From February 2021, XJCSENSOR successively released new types of multi-axis force sensor to help the development of industry 4.0 for automated intelligent manufacturing. Industry 4.0 is to realize the intelligent automation of natural resources from development, collection, and production into the circulation process. Among them, the smart factory is the carrier of smart manufacturing, and the control system, as an important part of achieving smart manufacturing, cannot do without the support of the force control system.
So how does the execution and control of the force control system be made intelligently to help the development of Industry 4.0?
Let us understand the principles and applications of multi-axis force sensors：
Multi-axis Sensor is a component that is fitted onto the wrist of robot to detect forces and torques that are applied to the tool. Since it is between the robot and the tool, it can read the force situation during operation of tool.
XJCSENSOR multi-axis force products can be divided into two-axis force, three-axis force, four-axis force, and five-axis force according to the number of measuring axes.
According to the decoupling method, it can also be divided into structure decoupling structure and matrix decoupling structure.
Using the principle of resistance strain type, it has the advantages of high accuracy, high signal-to-noise ratio, good high and low temperature characteristics, high rigidity, strong stability, and diversified size customization. Sensor internal has a mechanical anti overload design, strong anti-overload capability, and can be integrated Amplifier, the output signal has many forms for selection.
Through a special decoupling method design, small crosstalk error, especially the small long-term crosstalk .
Multi-axis sensor application
The casing part of the sensor is attached to the robot wrist. And the moving part is attached to the tool side. When a force is applied on the tool, the sensor reads the distance that the moving part has moved from the casing, depending on the amplitude of the displacement, the sensor returns a force signal to the computer.
An application that we are seeing often with the sensor is the bench test application. A robot is paired with a sensor and a gripper and is performing some cyclic action on a product. Where the sensor gets involved is when a given amount of force has to be applied on a device. The robot can apply a limited force that has been set by the programmer and it can also monitor this force. This means the product is tested at a given force and the force is monitored to see if there is any change in the behavior of the product.
XJCSENSOR 6 axis sensor principle
XJCSENSOR six-axis force sensor adopts the principle of resistance strain type, which has the advantages of large torsional stiffness, fast response speed, high precision, good high and low temperature characteristics, high signal to-noise ratio, high rigidity, strong stability, and diversified size customization.
The sensor inside with a mechanical anti-overload design, which has strong anti-overload capability.
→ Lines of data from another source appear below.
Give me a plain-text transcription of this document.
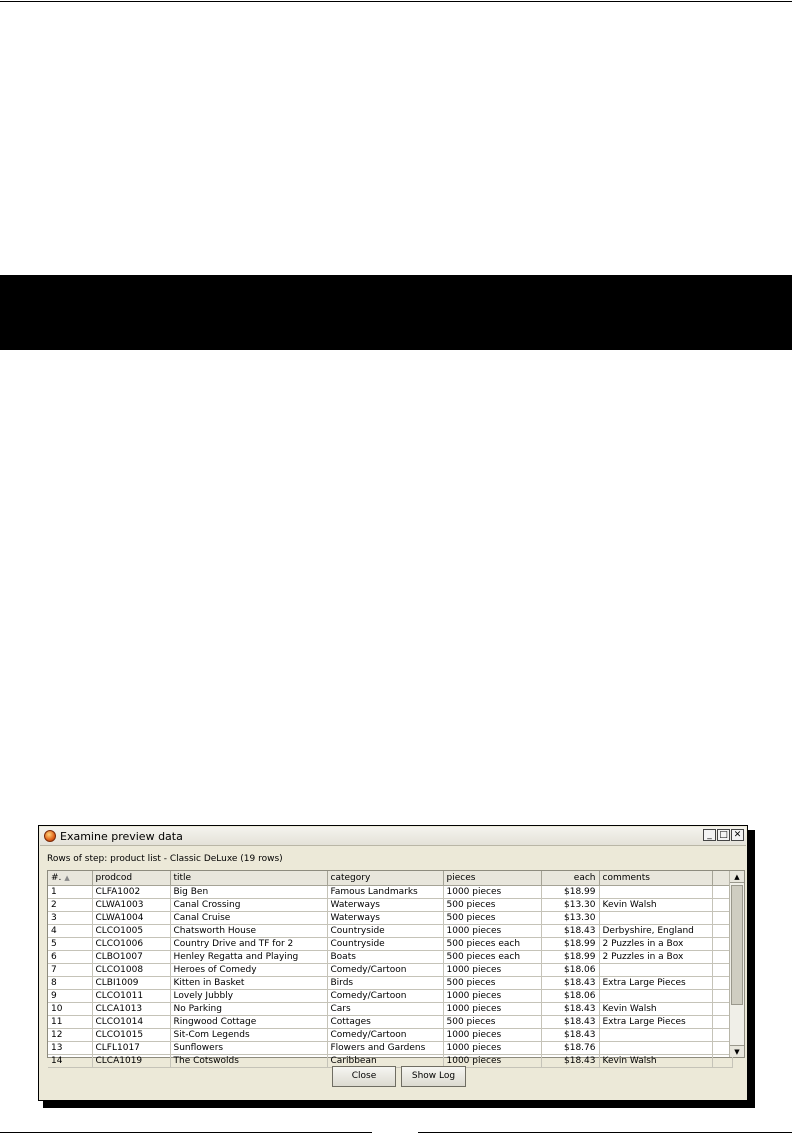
Examine preview data	_ □ ✕
Rows of step: product list - Classic DeLuxe (19 rows)
#. ▲	prodcod	title	category	pieces	each	comments	
1	CLFA1002	Big Ben	Famous Landmarks	1000 pieces	$18.99		
2	CLWA1003	Canal Crossing	Waterways	500 pieces	$13.30	Kevin Walsh	
3	CLWA1004	Canal Cruise	Waterways	500 pieces	$13.30		
4	CLCO1005	Chatsworth House	Countryside	1000 pieces	$18.43	Derbyshire, England	
5	CLCO1006	Country Drive and TF for 2	Countryside	500 pieces each	$18.99	2 Puzzles in a Box	
6	CLBO1007	Henley Regatta and Playing	Boats	500 pieces each	$18.99	2 Puzzles in a Box	
7	CLCO1008	Heroes of Comedy	Comedy/Cartoon	1000 pieces	$18.06		
8	CLBI1009	Kitten in Basket	Birds	500 pieces	$18.43	Extra Large Pieces	
9	CLCO1011	Lovely Jubbly	Comedy/Cartoon	1000 pieces	$18.06		
10	CLCA1013	No Parking	Cars	1000 pieces	$18.43	Kevin Walsh	
11	CLCO1014	Ringwood Cottage	Cottages	500 pieces	$18.43	Extra Large Pieces	
12	CLCO1015	Sit-Com Legends	Comedy/Cartoon	1000 pieces	$18.43		
13	CLFL1017	Sunflowers	Flowers and Gardens	1000 pieces	$18.76		
14	CLCA1019	The Cotswolds	Caribbean	1000 pieces	$18.43	Kevin Walsh	
▲
▼
Close	Show Log
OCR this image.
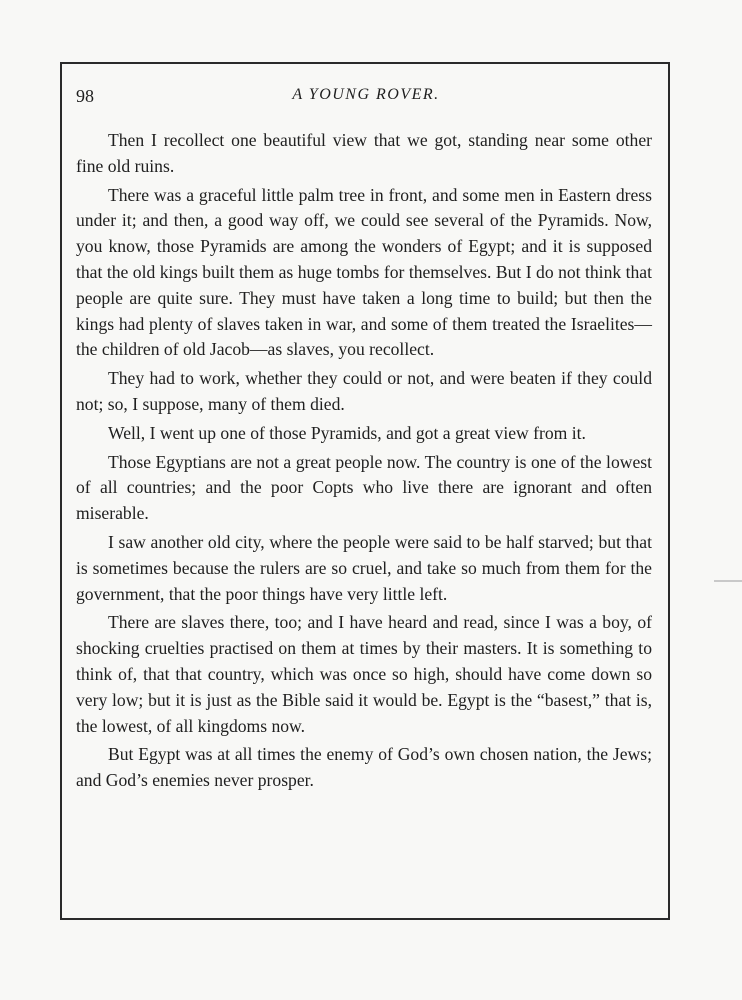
98	A YOUNG ROVER.

Then I recollect one beautiful view that we got, standing near some other fine old ruins.

There was a graceful little palm tree in front, and some men in Eastern dress under it; and then, a good way off, we could see several of the Pyramids. Now, you know, those Pyramids are among the wonders of Egypt; and it is supposed that the old kings built them as huge tombs for themselves. But I do not think that people are quite sure. They must have taken a long time to build; but then the kings had plenty of slaves taken in war, and some of them treated the Israelites—the children of old Jacob—as slaves, you recollect.

They had to work, whether they could or not, and were beaten if they could not; so, I suppose, many of them died.

Well, I went up one of those Pyramids, and got a great view from it.

Those Egyptians are not a great people now. The country is one of the lowest of all countries; and the poor Copts who live there are ignorant and often miserable.

I saw another old city, where the people were said to be half starved; but that is sometimes because the rulers are so cruel, and take so much from them for the government, that the poor things have very little left.

There are slaves there, too; and I have heard and read, since I was a boy, of shocking cruelties practised on them at times by their masters. It is something to think of, that that country, which was once so high, should have come down so very low; but it is just as the Bible said it would be. Egypt is the “basest,” that is, the lowest, of all kingdoms now.

But Egypt was at all times the enemy of God’s own chosen nation, the Jews; and God’s enemies never prosper.
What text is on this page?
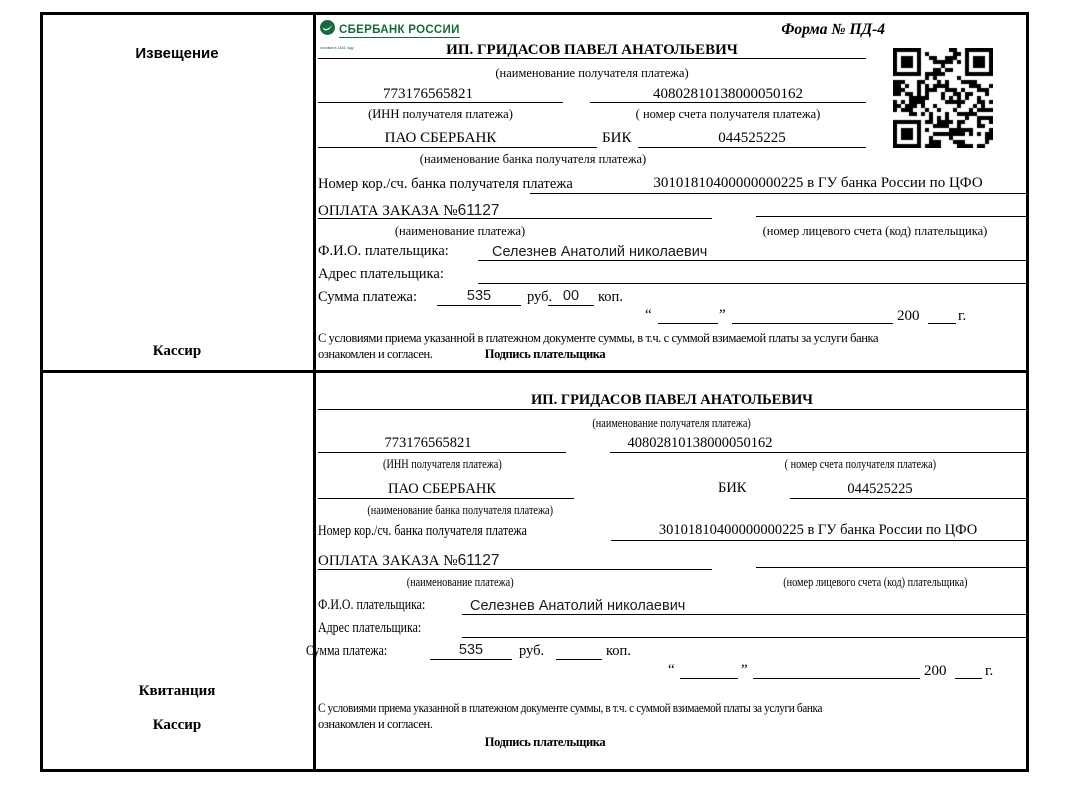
Извещение
Кассир
СБЕРБАНК РОССИИ
основан в 1841 году
Форма № ПД-4
ИП. ГРИДАСОВ ПАВЕЛ АНАТОЛЬЕВИЧ
(наименование получателя платежа)
773176565821	40802810138000050162
(ИНН получателя платежа)	( номер счета получателя платежа)
ПАО СБЕРБАНК	БИК	044525225
(наименование банка получателя платежа)
Номер кор./сч. банка получателя платежа	30101810400000000225 в ГУ банка России по ЦФО
ОПЛАТА ЗАКАЗА №61127
(наименование платежа)	(номер лицевого счета (код) плательщика)
Ф.И.О. плательщика:	Селезнев Анатолий николаевич
Адрес плательщика:
Сумма платежа:	535	руб. 00	коп.
“	”	200	г.
С условиями приема указанной в платежном документе суммы, в т.ч. с суммой взимаемой платы за услуги банка
ознакомлен и согласен.	Подпись плательщика
Квитанция
Кассир
ИП. ГРИДАСОВ ПАВЕЛ АНАТОЛЬЕВИЧ
(наименование получателя платежа)
773176565821	40802810138000050162
(ИНН получателя платежа)	( номер счета получателя платежа)
ПАО СБЕРБАНК	БИК	044525225
(наименование банка получателя платежа)
Номер кор./сч. банка получателя платежа	30101810400000000225 в ГУ банка России по ЦФО
ОПЛАТА ЗАКАЗА №61127
(наименование платежа)	(номер лицевого счета (код) плательщика)
Ф.И.О. плательщика:	Селезнев Анатолий николаевич
Адрес плательщика:
Сумма платежа:	535	руб.	коп.
“	”	200	г.
С условиями приема указанной в платежном документе суммы, в т.ч. с суммой взимаемой платы за услуги банка
ознакомлен и согласен.
Подпись плательщика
It can be built in with an integrated amplifier. The output signal has a variety forms for selection.
Through a special decoupling method design, the crosstalk error of the sensor is very small, especially with small long-term crosstalk error.
XJCSENSOR 6 axis sensor structures
XJCSENSOR six-axis force sensor is divided into two structures according to the decoupling method: structure decoupling and matrix decoupling structure.
Structure decoupling structure: The six-axis force sensor with structure decoupling structure has only 6 channel outputs, which are three forces (FX, FY, FZ) and three torques (MX, MY, MZ), and each channel is independent, when one of the channels is loaded, only this channel has signal output, and the other channels will not have signal output. For example, the XJC-6F series are all six axis force sensors with decoupling structure.
Matrix decoupling structure: The six-axis force sensor with matrix decoupling structure generally has 6~12 channel outputs, and each output signal is coupled with each other, when one of the channels is loaded, the other channels will have signal output, and the sensor needs to collect signals The three forces (FX, FY, FZ) and three torques (MX, MY, MZ) can be obtained by the box decoupling matrix operation. For example, the XJC-6FM series are all matrix decoupling six-axis force sensors.
XJCSENSOR 6 axis sensor choose guidance
Choosing a suitable sensor is very important. If you need any selection guidance, pls provide the following
1. Application environment:
Information about whether it is in contact with corrosive gas or liquid; indoor or outdoor use; operating temperature; waterproof level requirements; strong magnetism or strong interference environment, ect.
2. Dimensions and installation methods.
This catalog only gives the size and structure of several conventional products. If the structure and size in this catalog doesn’t meet the requirements, please provide the corresponding size and installation method. We can customize it as required. Fast and high-quality non-standard customized service is one of our biggest advantages.
3. The actual measurement range of sensor
In order to make the sensor maintain long-term reliable stability, we recommend that the maximum measuring force and torque do not exceed 80% of the sensor capacity.
4. Measurement accuracy requirements
The nonlinearity error of our conventional six-axis force sensor single channel is within 0.5% F.S, the repeatability error is within 0. 1% F.S, and the crosstalk error is within 3%. High-precision sensors are also available.
5. Electrical interface requirements
Our six-axis force sensor has a wealth of analog or digital output modes for selection. Analog output: mV, V, mA; Digital output: EtherCAT, Ethernet, RS232 or CAN bus, etc.;
If the above signals cannot meet your requirements, XJCSENSOR can also customize other output signal methods.